LBVim with LBMamba achieves 0.8–1.6% higher top-1 accuracy on ImageNet-1K, 0.6–2.7% higher mIoU on ADE20K, and up to 3.39% F1 improvement in pathology WSI MIL compared to prior MambaMIL (full global bi-directional scan) at no cost in throughput (Zhang et al., 19 Jun 2025).
In optical flow (MambaFlow), EPE of 1.43 at 0.113 s inference on Sintel surpasses GMFlow (18.9% lower EPE and 18.1% faster) and other SOTA, giving high deployment value for real-time applications (Du et al., 10 Mar 2025).
In personalized recommendations, reduced parameter counts coupled with better or matched accuracy metrics make Mamba appealing for production-scale recommender systems (Starnes et al., 11 Sep 2024).

The increase in models and variants—for video (VideoMamba), medical imaging (U-/Mamba-UNet, MedMamba), fusion (VL-Mamba), and generative modeling (PhyxMamba, with attractor geometry regularization for chaotic systems) (Liu et al., 29 May 2025)—demonstrates rapid community uptake and versatile applicability.

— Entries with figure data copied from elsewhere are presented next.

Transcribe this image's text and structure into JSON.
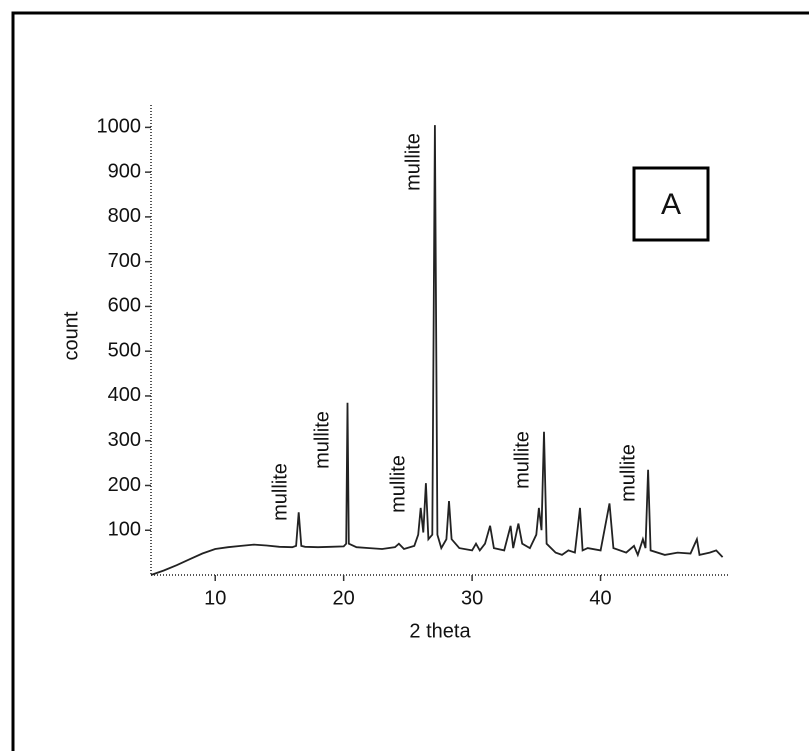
{
  "chart_data": {
    "type": "line",
    "panel_label": "A",
    "xlabel": "2 theta",
    "ylabel": "count",
    "xlim": [
      5,
      50
    ],
    "ylim": [
      0,
      1050
    ],
    "xticks": [
      10,
      20,
      30,
      40
    ],
    "yticks": [
      100,
      200,
      300,
      400,
      500,
      600,
      700,
      800,
      900,
      1000
    ],
    "annotations": [
      "mullite",
      "mullite",
      "mullite",
      "mullite",
      "mullite",
      "mullite"
    ],
    "series": [
      {
        "color": "#222222",
        "x": [
          5,
          6,
          7,
          8,
          9,
          10,
          11,
          12,
          13,
          14,
          15,
          16,
          16.3,
          16.5,
          16.7,
          17,
          18,
          19,
          20,
          20.2,
          20.3,
          20.4,
          21,
          22,
          23,
          24,
          24.3,
          24.7,
          25.5,
          25.8,
          26,
          26.2,
          26.4,
          26.6,
          26.9,
          27.1,
          27.3,
          27.6,
          28,
          28.2,
          28.4,
          29,
          30,
          30.3,
          30.6,
          31,
          31.4,
          31.7,
          32.5,
          33,
          33.2,
          33.6,
          33.9,
          34.5,
          35,
          35.2,
          35.4,
          35.6,
          35.8,
          36.5,
          37,
          37.5,
          38,
          38.4,
          38.6,
          39,
          40,
          40.7,
          41,
          42,
          42.6,
          42.9,
          43.3,
          43.5,
          43.7,
          43.9,
          45,
          46,
          47,
          47.5,
          47.7,
          48.5,
          49,
          49.5
        ],
        "values": [
          0,
          10,
          22,
          35,
          48,
          58,
          62,
          65,
          68,
          66,
          63,
          62,
          65,
          140,
          65,
          63,
          62,
          63,
          64,
          70,
          385,
          70,
          62,
          60,
          58,
          62,
          70,
          58,
          65,
          90,
          150,
          95,
          205,
          80,
          90,
          1005,
          90,
          60,
          80,
          165,
          80,
          60,
          55,
          70,
          55,
          70,
          110,
          60,
          55,
          110,
          60,
          115,
          70,
          60,
          90,
          150,
          100,
          320,
          70,
          50,
          45,
          55,
          50,
          150,
          55,
          60,
          55,
          160,
          60,
          50,
          65,
          45,
          80,
          60,
          235,
          55,
          45,
          50,
          48,
          80,
          45,
          50,
          55,
          40
        ]
      }
    ]
  }
}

7. Challenges, Limitations, and Future Prospects

Current limitations and research directions include:

Stability and generalization: Non-causal sequence scanning (required for 2D/3D) can induce instabilities (e.g., vanishing/exploding gradients), and scan redundancy may partially erode linear efficiency gains (Xu et al., 29 Apr 2024).
Preservation of spatial context: Transforming images to sequences can risk spatial structure loss; innovations in scan/fusion (e.g., zigzag, multi-axis, local windows) are active areas of refinement (Liu et al., 7 May 2024, Rahman et al., 4 Oct 2024).
Model interpretability: The input-conditioned dynamics and hierarchical state propagation complicate explainability compared to explicit attention maps, motivating new theoretical and empirical analyses (Rahman et al., 4 Oct 2024).
Coordination with attention: Hybrid and dual frameworks (Mamba-2, SSD) may alleviate cases where fine-grained context is sacrificed for efficiency, with kernel-based unification offering insight into trade-offs (Zou et al., 24 Jun 2024).
Community and model availability: Pretrained Mamba models and mature open-source repositories continue to be developed, enabling further scaling, transfer learning, and benchmarking (Xu et al., 29 Apr 2024, Liu et al., 7 May 2024, Rahman et al., 4 Oct 2024).

This ongoing evolution, hardware awareness, and demonstrated empirical strength in long-sequence, real-world, and high-dimensional settings position Mamba architectures as central tools in current and next-generation deep learning systems.